Takemura, F. - Presenter, National Institute of Advanced Industrial Science and Technology
Magnaudet, J. - Presenter, Institut de Mécanique des Fluides de Toulouse


Determining how buoyant particles and bubbles migrate horizontally in a vertical pipe flow is of central importance to estimate the averaged characteristics of the corresponding widespread two-phase flow, including the local volume fraction of the dispersed phase, wall friction and heat exchange through the wall. This determination is made difficult by the fact that any particle moving in a wall-bounded shear flow experiences two different types of lift forces, one being due to the local shear while the other results directly from the presence of the wall. Things are even more complex with drops and bubbles which may deform in such a flow and undergo an additional deformation-induced lift force. These ingredients make it difficult to predict analytically the magnitude or even the direction of the resulting lift force.

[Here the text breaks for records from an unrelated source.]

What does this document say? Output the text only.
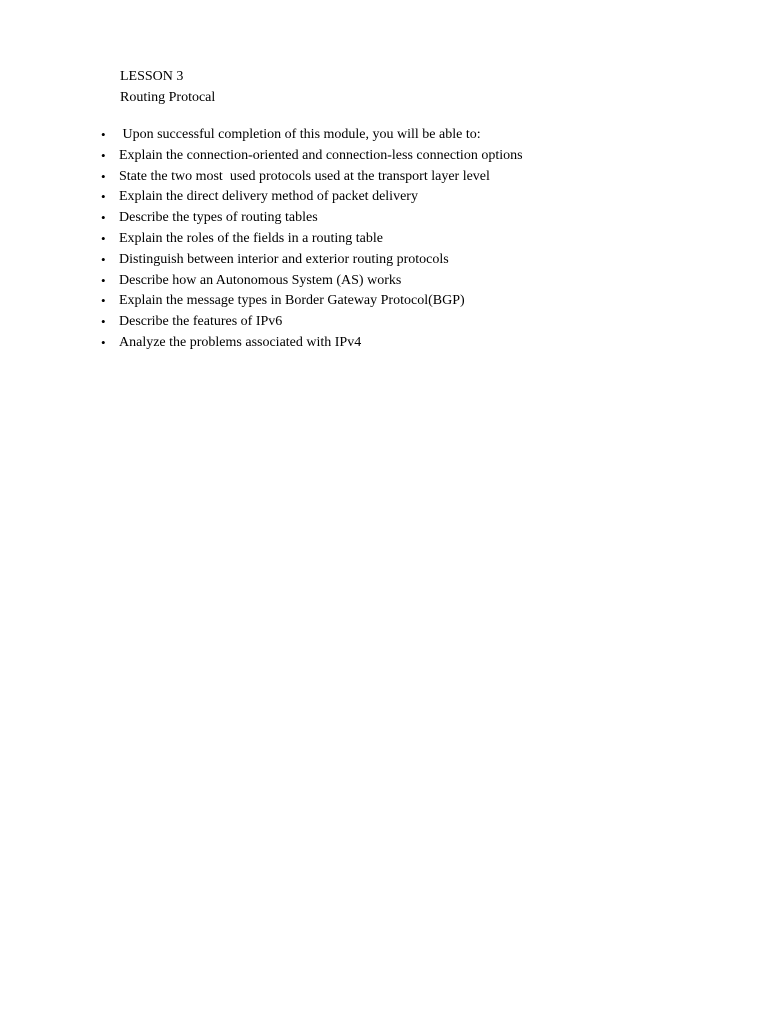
LESSON 3
Routing Protocal

•

Upon successful completion of this module, you will be able to:

•

Explain the connection-oriented and connection-less connection options

•

State the two most  used protocols used at the transport layer level

•

Explain the direct delivery method of packet delivery

•

Describe the types of routing tables

•

Explain the roles of the fields in a routing table

•

Distinguish between interior and exterior routing protocols

•

Describe how an Autonomous System (AS) works

•

Explain the message types in Border Gateway Protocol(BGP)

•

Describe the features of IPv6

•

Analyze the problems associated with IPv4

In the present study we investigate the migration and deformation of droplets and bubbles in a wall-bounded linear shear flow via experiments, analytical predictions, and computational solutions in the Stokes-flow limit. An apparatus in which a CCD camera and a microscope follow the rising bubble are used for Reynolds numbers less than 5; this apparatus allows us to determine accurately the bubble radius contour and rising speed, together with the distance between the bubble and the wall. The computational solutions are based on our three-dimensional fully-implicit interfacial spectral boundary element algorithm.

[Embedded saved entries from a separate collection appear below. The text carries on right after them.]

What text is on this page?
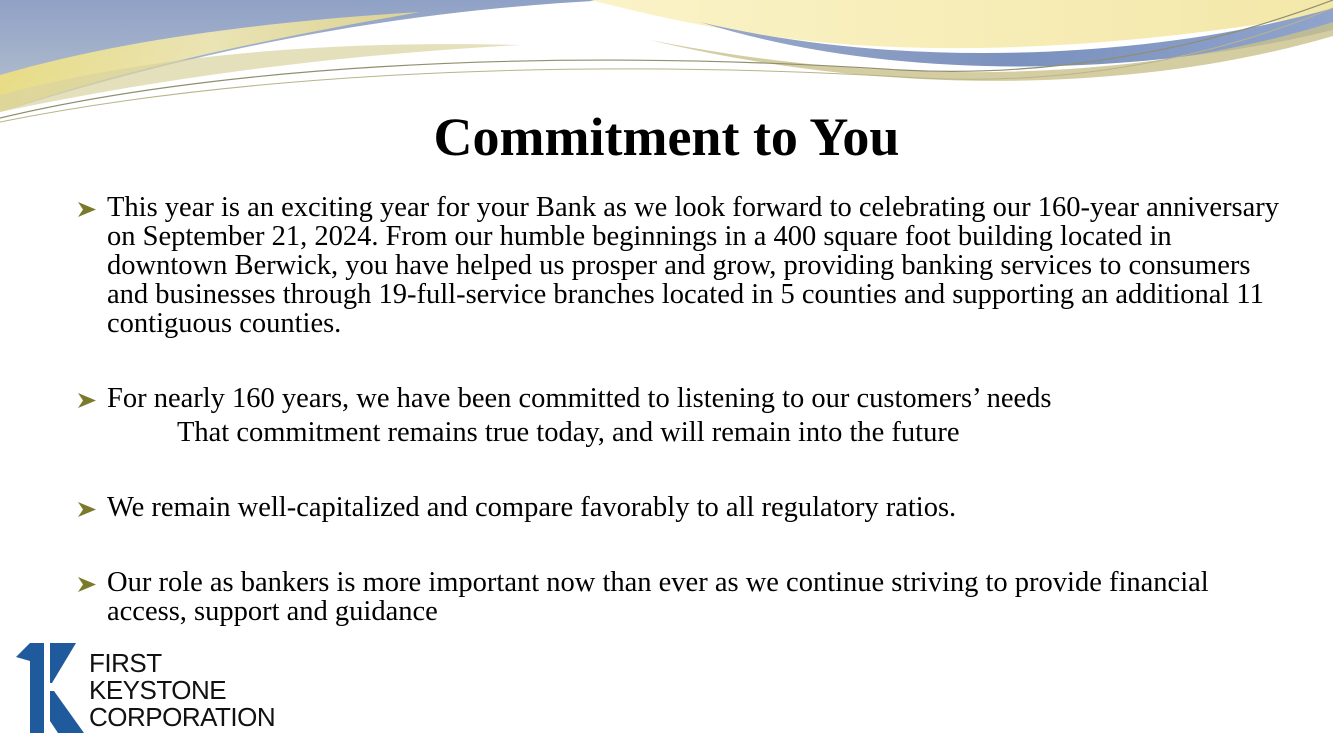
Commitment to You
This year is an exciting year for your Bank as we look forward to celebrating our 160-year anniversary on September 21, 2024. From our humble beginnings in a 400 square foot building located in downtown Berwick, you have helped us prosper and grow, providing banking services to consumers and businesses through 19-full-service branches located in 5 counties and supporting an additional 11 contiguous counties.
For nearly 160 years, we have been committed to listening to our customers’ needs
That commitment remains true today, and will remain into the future
We remain well-capitalized and compare favorably to all regulatory ratios.
Our role as bankers is more important now than ever as we continue striving to provide financial access, support and guidance
FIRST
KEYSTONE
CORPORATION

The effects of the interfacial deformation become significant when the viscosity of the suspending liquid is large enough. In this regime, we determine the shape of the drops/bubbles and the deformation-induced transverse force. Our experimental and computational findings are in good agreement while the theoretical prediction of Magnaudet, Takagi and Legendre (JFM, 2003) is found to predict accurately the deformation but to severely underpredict the deformation-induced lift force.